思い出発掘
家の中を掃除していたら、懐かしいノートが出てきました。
表紙はすでにありません。ただ、中身から大学の時の日本法制史のノートだという事はわかりました。
ノートを見返してみた感想
「懐かしいなぁ」以外の感想としては、「なるべく文章でノートを取ろうとしていた」ことが窺えました。
確か、「未来の(講義の内容を)忘れてしまった自分に理解させるつもりで書こう」と思って、このようなノートの取り方にしたのではないかと思います。
そういわれてみれば、箇条書きの整然としたノートよりも、文章になっているノートのほうが(それは作るのに手間がかかるでしょうが)読んでいて頭に入ってくるような気がします。
というよりも、整然としたノートといってもそれは教科書の劣化コピーにすぎません。
「ノートを見返すくらいなら、教科書を見たほうが早くないか?」というようなノートをとることに意味はないのではないでしょうか。
教科書とは違う路線で、つまり自分にとって最も最適化されたノートだからこそ、取る意味があります。
ノートを取る意味
もう1つ思い出したので、書きます。
ノートには大きく分けて2つの役割があると考えています。
すなわち、ノートは①取るときと、②見返すとき、という2つの場面において機能します。

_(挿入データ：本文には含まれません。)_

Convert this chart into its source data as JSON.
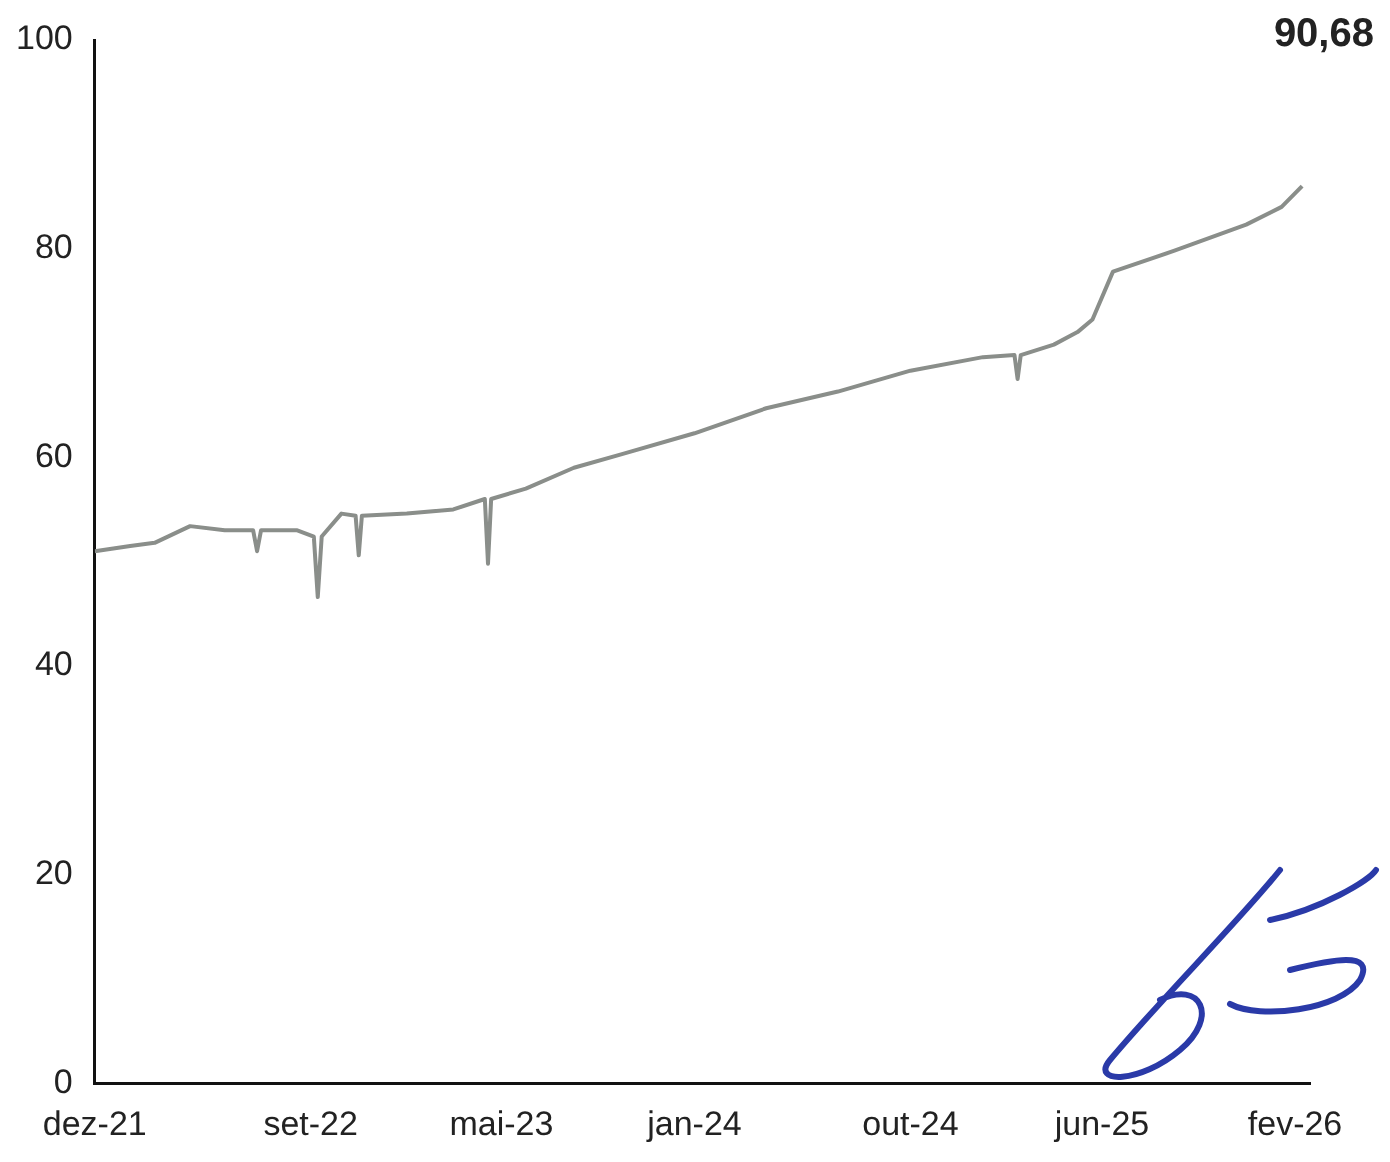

②の見返す側面はしばしばいわれますが、実は②だけではないのです。
むしろ①のノートをとるときにおいて、自分が現時点でどの水準の理解をしているかを確かめる、という機能も重要です。
要するに、黒板に書いてあることしか書けなかったり、箇条書きや単語の羅列しか書けなかったりするのであれば、自分の理解はその程度であることを示しているのです。
逆に授業のスピードについていきつつ、文章で授業内容をノートに取るのはなかなか大変です。
しかし、それができるという事は、根拠のある自信につながりますし、仮にできなくても「やろうと思う」だけでも、授業の受け方が主体的になるので意味があると思います。
危ない自己目的化
ノートをとること自体が目的になることはあり得ないと思います。
きれいなノートをとることに夢中になって、そのノートを後で見返さないとか、そこまでいかなくても「わかった気になる」だけのノートには意味がありません。
繰り返しになりますが、ノートをとる目的は自分の学力を向上させるためです。
自分で自分の学力を向上させるには、まず自分の理解度を可視化する必要があります。
自分の理解度を可視化するのに、頭の中のことを文章化できるかどうかを問うことは非常に有用です。
理解している気持になっていても、実際に文章で表現しようとすると、意外にできないものです。
おすすめのノートの取り方
時間は無限にあるわけでもありませんし、いきなり授業時間内に文章でノートをとることは非常に困難です。
したがって、次の方法をご提案します。
それは、授業の後にその授業の内容を100字くらいで説明してみることです。
説明の仕方は、ノートのすみや原稿用紙に書いてもよいし、時間がない場合は喋るだけや心の中の声だけでもよいでしょう。
また、授業中どこが「文章にしてまとめる価値があるのか」を考えて、その部分だけをとりあえず文章にまとめてみる、というのもよいかもしれません。
おわりに
いずれにしても、ノートは自分のために取るのであって、誰かほかの人を満足させるために取るものではありません。
その意味では、今回発掘した大学時代のノートは書いてあること以外にもいろいろなことを思い出させてくれました。
また、保管しておこうと思います。